Integrated transcript-specific SNV annotation

WGSA also provides integrated transcript-specific SNV annotation from ANNOVAR, SnpEff and VEP × Ensembl and RefSeq. The resources are provided as both an AWS AMI and a downloadable version.

Use downloadable version

· The link to the downloadable version can be found at https://sites.google.com/site/jpopgen/wgsa.

· The setup is similar as described in Setting up WGSA on a local Linux machine.

· Download the directory “resources2” and its contents (keeping its structure) to a folder, such as “/WGSA”. Download the Java class “search_integrated_output5.class” to the same folder.

· Upload your standard variant input file, such as the “.snp” file outputted by WGSA during the PROCEDURE in Using WGSA via Amazon Web Service (AWS). If it is compressed, decompress it.

· Run the Java class as “java search_integrated_output5 [input_file] [searchEnsembl(true or false)] [searchRefseq(true or false)] <sourcedir>”. The first argument is the name of SNV standard variant file. The second argument is either true or false for searching the integrated annotation with Ensembl. The third argument is either true or false for searching the integrated annotation with Refseq. The forth argument is optional: if the path to the resources2 directory is “/WGSA/resources2”, it can be omitted; otherwise, provide the path to the resources2 directory. For large variant files, specify a large enough memory for the usage of Java by using “-Xmx”. The following is an example:

o java –Xmx29g input.snp true true /WGSA/resources2

· If “searchEnsembl” is set “true”, an “.IntegratedEnsembl” file will be outputted.
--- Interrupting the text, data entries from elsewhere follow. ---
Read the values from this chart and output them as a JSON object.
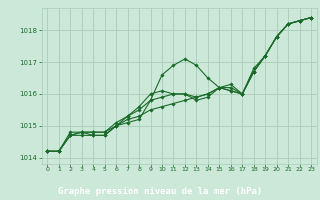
{
  "title": "Graphe pression niveau de la mer (hPa)",
  "plot_bg_color": "#cce8d8",
  "fig_bg_color": "#cce8d8",
  "label_bg_color": "#1a6b2a",
  "label_text_color": "#ffffff",
  "grid_color": "#aaccbb",
  "line_color": "#1a6b2a",
  "marker_color": "#1a6b2a",
  "xlim": [
    -0.5,
    23.5
  ],
  "ylim": [
    1013.8,
    1018.7
  ],
  "yticks": [
    1014,
    1015,
    1016,
    1017,
    1018
  ],
  "xticks": [
    0,
    1,
    2,
    3,
    4,
    5,
    6,
    7,
    8,
    9,
    10,
    11,
    12,
    13,
    14,
    15,
    16,
    17,
    18,
    19,
    20,
    21,
    22,
    23
  ],
  "series": [
    [
      1014.2,
      1014.2,
      1014.7,
      1014.7,
      1014.7,
      1014.7,
      1015.0,
      1015.1,
      1015.2,
      1015.8,
      1016.6,
      1016.9,
      1017.1,
      1016.9,
      1016.5,
      1016.2,
      1016.1,
      1016.0,
      1016.8,
      1017.2,
      1017.8,
      1018.2,
      1018.3,
      1018.4
    ],
    [
      1014.2,
      1014.2,
      1014.7,
      1014.8,
      1014.7,
      1014.7,
      1015.0,
      1015.3,
      1015.5,
      1015.8,
      1015.9,
      1016.0,
      1016.0,
      1015.8,
      1015.9,
      1016.2,
      1016.1,
      1016.0,
      1016.7,
      1017.2,
      1017.8,
      1018.2,
      1018.3,
      1018.4
    ],
    [
      1014.2,
      1014.2,
      1014.8,
      1014.8,
      1014.8,
      1014.8,
      1015.1,
      1015.3,
      1015.6,
      1016.0,
      1016.1,
      1016.0,
      1016.0,
      1015.9,
      1016.0,
      1016.2,
      1016.2,
      1016.0,
      1016.7,
      1017.2,
      1017.8,
      1018.2,
      1018.3,
      1018.4
    ],
    [
      1014.2,
      1014.2,
      1014.7,
      1014.8,
      1014.8,
      1014.8,
      1015.0,
      1015.2,
      1015.3,
      1015.5,
      1015.6,
      1015.7,
      1015.8,
      1015.9,
      1016.0,
      1016.2,
      1016.3,
      1016.0,
      1016.7,
      1017.2,
      1017.8,
      1018.2,
      1018.3,
      1018.4
    ]
  ]
}
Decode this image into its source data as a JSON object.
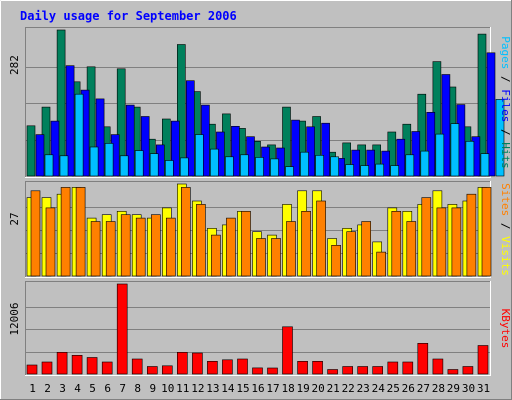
{
  "chart_data": {
    "type": "bar",
    "title": "Daily usage for September 2006",
    "categories": [
      "1",
      "2",
      "3",
      "4",
      "5",
      "6",
      "7",
      "8",
      "9",
      "10",
      "11",
      "12",
      "13",
      "14",
      "15",
      "16",
      "17",
      "18",
      "19",
      "20",
      "21",
      "22",
      "23",
      "24",
      "25",
      "26",
      "27",
      "28",
      "29",
      "30",
      "31"
    ],
    "weekend_days": [
      "3",
      "9",
      "10",
      "16",
      "17",
      "23",
      "24",
      "30",
      "31"
    ],
    "day_label_colors": {
      "weekday": "#000000",
      "weekend": "#00805c"
    },
    "panels": [
      {
        "id": "hits-files-pages",
        "max_label": "282",
        "max": 282,
        "series": [
          {
            "name": "Hits",
            "color": "#00805c",
            "values": [
              97,
              133,
              282,
              182,
              211,
              95,
              207,
              133,
              71,
              110,
              254,
              163,
              100,
              120,
              92,
              67,
              60,
              133,
              106,
              115,
              46,
              64,
              60,
              60,
              85,
              100,
              158,
              221,
              172,
              95,
              274
            ]
          },
          {
            "name": "Files",
            "color": "#0000ff",
            "values": [
              80,
              106,
              213,
              166,
              149,
              80,
              137,
              115,
              60,
              106,
              184,
              137,
              85,
              96,
              76,
              56,
              54,
              108,
              95,
              102,
              34,
              50,
              50,
              48,
              71,
              86,
              123,
              196,
              138,
              76,
              238
            ]
          },
          {
            "name": "Pages",
            "color": "#00c0ff",
            "values": [
              41,
              39,
              158,
              56,
              63,
              39,
              49,
              43,
              30,
              35,
              80,
              52,
              37,
              41,
              36,
              33,
              18,
              46,
              40,
              37,
              22,
              20,
              23,
              20,
              41,
              48,
              81,
              101,
              67,
              43,
              148
            ]
          }
        ],
        "axis_label_color": "#00805c"
      },
      {
        "id": "visits-sites",
        "max_label": "27",
        "max": 27,
        "series": [
          {
            "name": "Visits",
            "color": "#ffff00",
            "values": [
              23,
              23,
              24,
              26,
              17,
              18,
              19,
              18,
              17,
              20,
              27,
              22,
              14,
              15,
              19,
              13,
              12,
              21,
              25,
              25,
              11,
              14,
              15,
              10,
              20,
              19,
              21,
              25,
              21,
              22,
              26
            ]
          },
          {
            "name": "Sites",
            "color": "#ff8000",
            "values": [
              25,
              20,
              26,
              26,
              16,
              16,
              18,
              17,
              18,
              17,
              26,
              21,
              12,
              17,
              19,
              11,
              11,
              16,
              19,
              22,
              9,
              13,
              16,
              7,
              19,
              16,
              23,
              20,
              20,
              24,
              26
            ]
          }
        ],
        "axis_label_color": "#00805c"
      },
      {
        "id": "kbytes",
        "max_label": "12006",
        "max": 12006,
        "series": [
          {
            "name": "KBytes",
            "color": "#ff0000",
            "values": [
              1200,
              1600,
              2900,
              2500,
              2200,
              1600,
              12006,
              2000,
              1000,
              1100,
              2900,
              2800,
              1700,
              1900,
              2000,
              820,
              800,
              6300,
              1700,
              1700,
              600,
              1000,
              1000,
              1000,
              1600,
              1600,
              4100,
              2000,
              600,
              1000,
              3800
            ]
          }
        ],
        "axis_label_color": "#ff0000"
      }
    ],
    "colors": {
      "background": "#c0c0c0",
      "plot_background": "#c0c0c0",
      "gridline": "#808080",
      "bar_outline": "#000000",
      "title": "#0000ff"
    },
    "legend_placement": "right, vertical",
    "grid": true
  }
}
The description of the columns of this file can be found at Column description ofEnsembl transcript-specific SNV annotation.

· If “searchRefseq” is set “true”, an “.IntegratedRefseq” file will be outputted. The description of the columns of this file can be found at Column description of RefSeqtranscript-specific SNV annotation.
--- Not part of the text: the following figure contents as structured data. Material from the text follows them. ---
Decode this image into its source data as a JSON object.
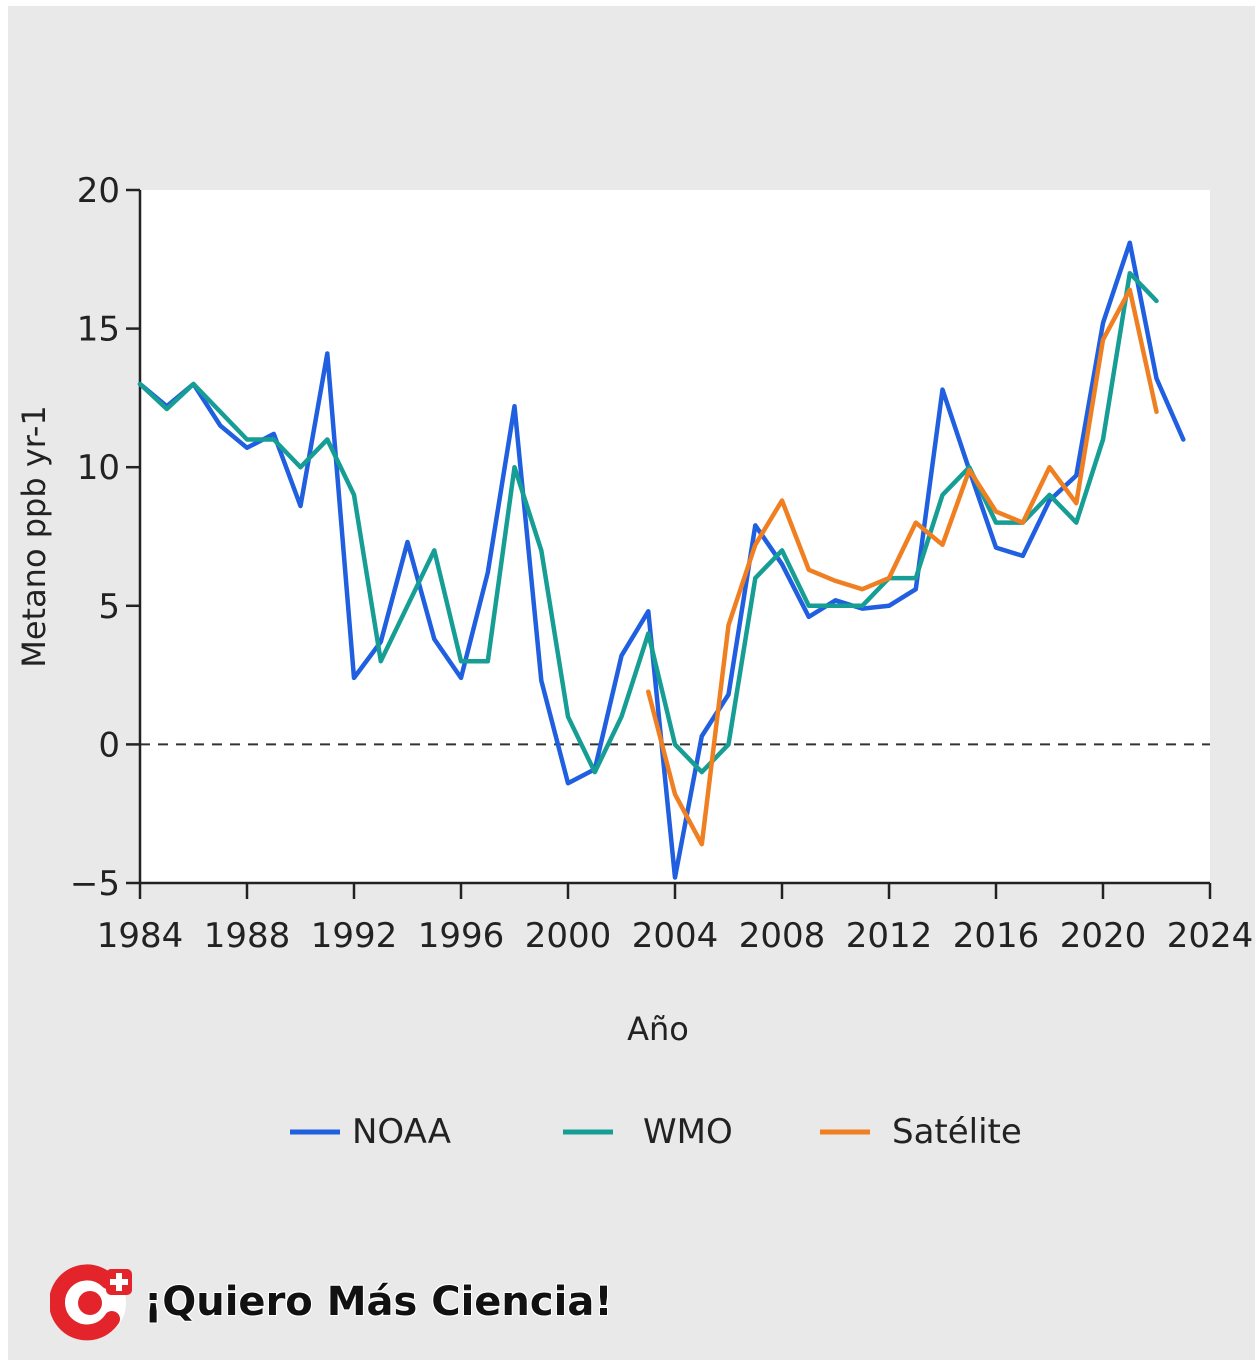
{
  "colors": {
    "NOAA": "#1f5fe0",
    "WMO": "#169e95",
    "Satélite": "#f07f22",
    "background": "#e9e9e9",
    "plot_bg": "#ffffff"
  },
  "chart_data": {
    "type": "line",
    "xlabel": "Año",
    "ylabel": "Metano ppb yr-1",
    "xlim": [
      1984,
      2024
    ],
    "ylim": [
      -5,
      20
    ],
    "xticks": [
      1984,
      1988,
      1992,
      1996,
      2000,
      2004,
      2008,
      2012,
      2016,
      2020,
      2024
    ],
    "yticks": [
      -5,
      0,
      5,
      10,
      15,
      20
    ],
    "ytick_labels": [
      "−5",
      "0",
      "5",
      "10",
      "15",
      "20"
    ],
    "reference_line": {
      "y": 0,
      "style": "dashed"
    },
    "legend_position": "bottom",
    "series": [
      {
        "name": "NOAA",
        "color": "#1f5fe0",
        "x": [
          1984,
          1985,
          1986,
          1987,
          1988,
          1989,
          1990,
          1991,
          1992,
          1993,
          1994,
          1995,
          1996,
          1997,
          1998,
          1999,
          2000,
          2001,
          2002,
          2003,
          2004,
          2005,
          2006,
          2007,
          2008,
          2009,
          2010,
          2011,
          2012,
          2013,
          2014,
          2015,
          2016,
          2017,
          2018,
          2019,
          2020,
          2021,
          2022,
          2023
        ],
        "y": [
          13.0,
          12.2,
          13.0,
          11.5,
          10.7,
          11.2,
          8.6,
          14.1,
          2.4,
          3.7,
          7.3,
          3.8,
          2.4,
          6.2,
          12.2,
          2.3,
          -1.4,
          -0.9,
          3.2,
          4.8,
          -4.8,
          0.3,
          1.8,
          7.9,
          6.5,
          4.6,
          5.2,
          4.9,
          5.0,
          5.6,
          12.8,
          9.9,
          7.1,
          6.8,
          8.8,
          9.7,
          15.2,
          18.1,
          13.2,
          11.0
        ]
      },
      {
        "name": "WMO",
        "color": "#169e95",
        "x": [
          1984,
          1985,
          1986,
          1987,
          1988,
          1989,
          1990,
          1991,
          1992,
          1993,
          1994,
          1995,
          1996,
          1997,
          1998,
          1999,
          2000,
          2001,
          2002,
          2003,
          2004,
          2005,
          2006,
          2007,
          2008,
          2009,
          2010,
          2011,
          2012,
          2013,
          2014,
          2015,
          2016,
          2017,
          2018,
          2019,
          2020,
          2021,
          2022
        ],
        "y": [
          13.0,
          12.1,
          13.0,
          12.0,
          11.0,
          11.0,
          10.0,
          11.0,
          9.0,
          3.0,
          5.0,
          7.0,
          3.0,
          3.0,
          10.0,
          7.0,
          1.0,
          -1.0,
          1.0,
          4.0,
          0.0,
          -1.0,
          0.0,
          6.0,
          7.0,
          5.0,
          5.0,
          5.0,
          6.0,
          6.0,
          9.0,
          10.0,
          8.0,
          8.0,
          9.0,
          8.0,
          11.0,
          17.0,
          16.0
        ]
      },
      {
        "name": "Satélite",
        "color": "#f07f22",
        "x": [
          2003,
          2004,
          2005,
          2006,
          2007,
          2008,
          2009,
          2010,
          2011,
          2012,
          2013,
          2014,
          2015,
          2016,
          2017,
          2018,
          2019,
          2020,
          2021,
          2022
        ],
        "y": [
          1.9,
          -1.8,
          -3.6,
          4.3,
          7.2,
          8.8,
          6.3,
          5.9,
          5.6,
          6.0,
          8.0,
          7.2,
          9.9,
          8.4,
          8.0,
          10.0,
          8.7,
          14.6,
          16.4,
          12.0
        ]
      }
    ]
  },
  "legend": [
    {
      "label": "NOAA",
      "color": "#1f5fe0"
    },
    {
      "label": "WMO",
      "color": "#169e95"
    },
    {
      "label": "Satélite",
      "color": "#f07f22"
    }
  ],
  "brand": {
    "text": "¡Quiero Más Ciencia!",
    "logo_icon": "c-plus-logo-icon",
    "logo_color": "#e3242b"
  }
}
· (Optional) Compress the output file (with gzip).

· Download the output files.

Use AWS AMI

· The setup is similar as described in Using WGSA via Amazon Web Service (AWS)
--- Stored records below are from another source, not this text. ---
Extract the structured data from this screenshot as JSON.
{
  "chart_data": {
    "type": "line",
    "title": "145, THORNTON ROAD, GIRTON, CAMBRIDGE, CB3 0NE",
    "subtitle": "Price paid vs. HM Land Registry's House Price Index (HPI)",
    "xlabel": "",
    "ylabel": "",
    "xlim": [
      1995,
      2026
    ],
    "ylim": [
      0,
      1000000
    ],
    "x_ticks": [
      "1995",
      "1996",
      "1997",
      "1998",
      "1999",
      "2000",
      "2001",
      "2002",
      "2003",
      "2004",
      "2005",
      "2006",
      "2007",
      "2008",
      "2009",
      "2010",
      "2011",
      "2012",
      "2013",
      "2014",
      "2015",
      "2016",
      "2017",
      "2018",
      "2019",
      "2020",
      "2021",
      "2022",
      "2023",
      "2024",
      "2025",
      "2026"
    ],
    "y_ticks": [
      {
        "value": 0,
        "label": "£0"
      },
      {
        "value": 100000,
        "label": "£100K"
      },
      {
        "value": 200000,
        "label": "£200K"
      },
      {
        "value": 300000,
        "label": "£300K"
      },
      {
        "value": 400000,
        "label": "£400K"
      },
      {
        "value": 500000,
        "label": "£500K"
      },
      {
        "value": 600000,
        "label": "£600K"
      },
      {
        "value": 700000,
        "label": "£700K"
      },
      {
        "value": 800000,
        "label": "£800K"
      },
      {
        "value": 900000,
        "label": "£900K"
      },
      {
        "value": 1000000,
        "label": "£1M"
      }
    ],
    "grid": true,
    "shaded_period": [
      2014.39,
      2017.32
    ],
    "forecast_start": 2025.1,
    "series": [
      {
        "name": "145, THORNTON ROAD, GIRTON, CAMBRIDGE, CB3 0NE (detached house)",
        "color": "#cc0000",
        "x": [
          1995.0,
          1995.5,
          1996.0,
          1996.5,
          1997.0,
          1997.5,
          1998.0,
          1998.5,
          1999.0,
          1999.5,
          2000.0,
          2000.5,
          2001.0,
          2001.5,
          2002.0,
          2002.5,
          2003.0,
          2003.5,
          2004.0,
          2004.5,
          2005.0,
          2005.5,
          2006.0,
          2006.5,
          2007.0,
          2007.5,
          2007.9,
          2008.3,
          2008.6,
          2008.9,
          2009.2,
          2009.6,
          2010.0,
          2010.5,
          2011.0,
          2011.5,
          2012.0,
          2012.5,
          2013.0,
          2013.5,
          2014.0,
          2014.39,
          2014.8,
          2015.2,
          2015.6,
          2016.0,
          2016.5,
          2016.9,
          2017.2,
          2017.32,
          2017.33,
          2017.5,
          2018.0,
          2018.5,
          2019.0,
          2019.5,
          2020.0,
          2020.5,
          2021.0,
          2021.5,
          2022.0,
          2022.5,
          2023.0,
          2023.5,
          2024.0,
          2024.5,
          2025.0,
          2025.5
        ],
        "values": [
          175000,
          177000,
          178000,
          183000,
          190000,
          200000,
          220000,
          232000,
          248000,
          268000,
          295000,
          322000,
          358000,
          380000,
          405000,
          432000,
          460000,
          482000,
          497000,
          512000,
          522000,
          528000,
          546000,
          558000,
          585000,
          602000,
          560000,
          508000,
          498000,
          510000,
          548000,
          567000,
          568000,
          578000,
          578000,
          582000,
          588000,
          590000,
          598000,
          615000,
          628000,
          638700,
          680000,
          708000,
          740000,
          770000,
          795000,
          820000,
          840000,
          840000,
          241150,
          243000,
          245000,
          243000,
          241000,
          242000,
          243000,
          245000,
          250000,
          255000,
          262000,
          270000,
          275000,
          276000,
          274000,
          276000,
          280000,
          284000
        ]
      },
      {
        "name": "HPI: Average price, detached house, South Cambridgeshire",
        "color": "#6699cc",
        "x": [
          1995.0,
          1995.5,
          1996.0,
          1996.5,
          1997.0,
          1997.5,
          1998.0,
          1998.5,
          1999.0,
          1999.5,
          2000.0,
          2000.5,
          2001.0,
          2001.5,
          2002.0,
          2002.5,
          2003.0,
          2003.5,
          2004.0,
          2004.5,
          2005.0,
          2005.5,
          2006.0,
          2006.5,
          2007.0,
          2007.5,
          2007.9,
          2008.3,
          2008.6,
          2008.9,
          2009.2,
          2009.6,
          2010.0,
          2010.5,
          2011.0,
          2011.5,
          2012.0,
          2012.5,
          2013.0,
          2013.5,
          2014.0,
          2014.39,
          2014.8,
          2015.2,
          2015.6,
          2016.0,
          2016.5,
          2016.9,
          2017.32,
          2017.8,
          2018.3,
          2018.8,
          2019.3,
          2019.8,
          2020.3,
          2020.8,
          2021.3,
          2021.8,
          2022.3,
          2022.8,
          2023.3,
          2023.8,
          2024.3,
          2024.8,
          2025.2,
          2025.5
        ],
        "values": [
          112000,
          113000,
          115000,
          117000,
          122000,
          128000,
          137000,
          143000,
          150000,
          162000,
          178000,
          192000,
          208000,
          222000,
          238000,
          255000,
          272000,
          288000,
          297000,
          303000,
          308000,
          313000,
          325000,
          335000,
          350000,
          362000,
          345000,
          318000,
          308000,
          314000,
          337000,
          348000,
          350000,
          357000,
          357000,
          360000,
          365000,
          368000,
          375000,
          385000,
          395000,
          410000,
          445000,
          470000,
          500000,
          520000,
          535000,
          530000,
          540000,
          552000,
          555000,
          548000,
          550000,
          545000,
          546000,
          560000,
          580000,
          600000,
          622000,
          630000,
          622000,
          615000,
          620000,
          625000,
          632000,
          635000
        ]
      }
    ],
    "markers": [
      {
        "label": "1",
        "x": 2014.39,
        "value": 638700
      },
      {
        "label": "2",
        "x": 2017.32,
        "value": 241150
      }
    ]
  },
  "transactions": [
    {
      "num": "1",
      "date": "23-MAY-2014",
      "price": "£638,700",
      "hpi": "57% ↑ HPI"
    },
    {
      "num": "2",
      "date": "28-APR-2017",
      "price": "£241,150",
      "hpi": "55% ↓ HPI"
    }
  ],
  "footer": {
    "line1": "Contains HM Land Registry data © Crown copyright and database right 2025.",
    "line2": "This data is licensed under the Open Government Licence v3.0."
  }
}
· Launch an instance from an AMI of WGSA resources2. A list of available AMI can be found at https://sites.google.com/site/jpopgen/wgsa.

· Upload your standard variant input file, such as the “.snp” file outputted by WGSA during the PROCEDURE in Using WGSA via Amazon Web Service (AWS). We recommend compressing the input file before uploading and decompressing it after uploading (with gzip).

· Run the Java class as “java search_integrated_output5 [input_file] [searchEnsembl(true or false)] [searchRefseq(true or false)]”. The first argument is the name of SNV standard variant file. The second argument is either true or false for searching the integrated annotation with Ensembl. The third argument is either true or false for searching the integrated annotation with Refseq. For large variant files, specify a large enough memory for the usage of Java by using “-Xmx”. The following is an example:

o java –Xmx29g input.snp true true

· If “searchEnsembl” is set “true”, an “.IntegratedEnsembl” file will be outputted. The description of the columns of this file can be found at Columndescription of Ensembl transcript-specific SNV annotation.

· If “searchRefseq” is set “true”, an “.IntegratedRefseq” file will be outputted. The description of the columns of this file can be found at Columndescription of RefSeq transcript-specific SNV annotation.